Extrachromosomal rDNA circles (aka ERC) are pieces of extrachromosomal circular DNA (eccDNA) derived from ribosomal DNA (rDNA). Initially found in baker's yeast, these self-replicating circles are suggested to contribute to their aging and found in their aged cells.[1][2][3] Like ordinary eccDNA, they are created by intra-molecular homologous recombination of the chromosome.[4][5][6] The process for intra-molecular homologous recombination is independent of chromosomal replication. The de novo generated circles had exact multiples of tandem copies of 2-kb fragments from cosmid templates. The tandem organization is essential to circle formation. Looping out of organized ribosomal genes in intergenic nontranscribed spacers yielded either large or small repeat circles dependent on large or short repeats of the spacer.[4]
In yeast strains
The Sgs1 gene mutations in yeast mother cells were shown to have accelerated aging, suggesting their function to cellular senescence.[7] ERCs accumulate in old cells and mutations of Sgs1 were found to increase this accumulation, leading to the idea that ERCs lead to shorter lifespan of cells.[8] Vice versa, deletion of Fob1 slows down ERC accumulation and increases lifespan.[9] Accumulated ERCs impair cell proliferation in old cells by interfering with the expression of important cell cycle genes at the G1/S transition and thus delay cell cycle progression.[10] The ERC accumulate in the mother cell during the budding process.[2] Sinclair et al. mentioned a suggested common mechanism between the Sgs1 and WRN genes since they both had age related effects on yeast and human aging respectively.[8][11][12][13]

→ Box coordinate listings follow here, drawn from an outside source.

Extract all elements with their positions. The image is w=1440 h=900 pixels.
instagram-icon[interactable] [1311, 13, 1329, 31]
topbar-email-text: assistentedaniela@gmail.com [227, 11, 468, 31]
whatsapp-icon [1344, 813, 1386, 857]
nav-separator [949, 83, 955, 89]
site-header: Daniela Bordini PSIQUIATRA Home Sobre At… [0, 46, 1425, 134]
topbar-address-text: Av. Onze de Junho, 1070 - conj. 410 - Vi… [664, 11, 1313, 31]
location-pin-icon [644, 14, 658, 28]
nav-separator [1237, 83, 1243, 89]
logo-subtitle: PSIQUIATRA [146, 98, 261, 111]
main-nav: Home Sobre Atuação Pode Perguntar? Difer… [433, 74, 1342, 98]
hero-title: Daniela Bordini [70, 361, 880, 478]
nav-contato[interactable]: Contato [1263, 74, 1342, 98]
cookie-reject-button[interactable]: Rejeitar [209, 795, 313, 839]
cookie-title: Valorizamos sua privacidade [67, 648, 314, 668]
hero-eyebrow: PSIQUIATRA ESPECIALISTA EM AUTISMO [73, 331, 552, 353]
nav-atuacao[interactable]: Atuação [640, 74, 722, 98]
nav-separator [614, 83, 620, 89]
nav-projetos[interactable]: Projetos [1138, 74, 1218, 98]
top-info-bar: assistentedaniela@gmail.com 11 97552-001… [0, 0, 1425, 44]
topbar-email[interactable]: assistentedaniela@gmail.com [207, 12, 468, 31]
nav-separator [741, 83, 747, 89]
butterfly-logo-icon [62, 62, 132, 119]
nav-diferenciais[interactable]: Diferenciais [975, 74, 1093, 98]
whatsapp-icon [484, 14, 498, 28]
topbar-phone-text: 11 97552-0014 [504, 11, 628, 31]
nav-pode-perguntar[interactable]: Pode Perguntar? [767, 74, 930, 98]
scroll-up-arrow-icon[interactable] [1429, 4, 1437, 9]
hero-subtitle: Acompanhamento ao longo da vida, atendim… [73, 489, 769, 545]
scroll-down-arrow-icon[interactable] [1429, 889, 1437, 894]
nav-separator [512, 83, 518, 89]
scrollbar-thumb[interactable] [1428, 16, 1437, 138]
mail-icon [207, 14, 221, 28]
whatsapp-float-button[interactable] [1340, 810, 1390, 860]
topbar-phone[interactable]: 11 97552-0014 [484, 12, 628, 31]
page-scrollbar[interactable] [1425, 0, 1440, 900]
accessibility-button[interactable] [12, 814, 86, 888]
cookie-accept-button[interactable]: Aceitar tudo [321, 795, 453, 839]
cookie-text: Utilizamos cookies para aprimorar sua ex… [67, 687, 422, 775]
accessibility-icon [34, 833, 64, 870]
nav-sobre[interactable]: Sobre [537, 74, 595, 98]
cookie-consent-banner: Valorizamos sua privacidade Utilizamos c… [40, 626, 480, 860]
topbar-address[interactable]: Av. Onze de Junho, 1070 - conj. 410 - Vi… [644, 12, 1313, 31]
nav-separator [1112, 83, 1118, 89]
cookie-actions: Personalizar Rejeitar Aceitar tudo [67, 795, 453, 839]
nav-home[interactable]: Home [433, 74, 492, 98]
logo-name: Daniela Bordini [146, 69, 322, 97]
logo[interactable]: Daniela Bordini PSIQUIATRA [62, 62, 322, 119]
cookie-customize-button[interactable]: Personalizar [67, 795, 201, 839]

Borghouts et al., resolved the two mechanisms, retrograde response and the increase in cellular content of ERCs, that affected longevity in yeast. They determined that the generation of ERCs negatively influence the life spans of grande (cells with fully functional mitochondria) and petite (cells with dysfunctional mitochondria) yeast strains.[14]
In Xenopus laevis
Circular extrachromosomal DNA are not only found in yeast but other eukaryotic organisms.[15][16] A regulated formation of eccDNA in preblastua Xenopus embryos has been developed. The population of circular rDNA is decreased in embryos, indicative of the circular rDNA migrating to linear DNA, as was shown in their analysis on 2D gel electrophoresis. The decrease in circular rDNA and the degradation of the amplified rDNA population in early embryo development indicated that the small circular molecules are homologous to the rDNA gene cluster, meaning that an abundance of rDNA sequences are not prone to generating circular chromosomes from random events like breakage of ligation.[15]
In retrograde response
Retrograde response or (regulation) is the general term for mitochondrial signaling and broadly defined as the cellular responses to changes in the functional state of the mitochondria.[17] Poole et al. provided a model that resolves the role of retrograde response in lifespan. They depict a process in which ERC production occurs and shortens lifespan in the TAR1 gene.[18]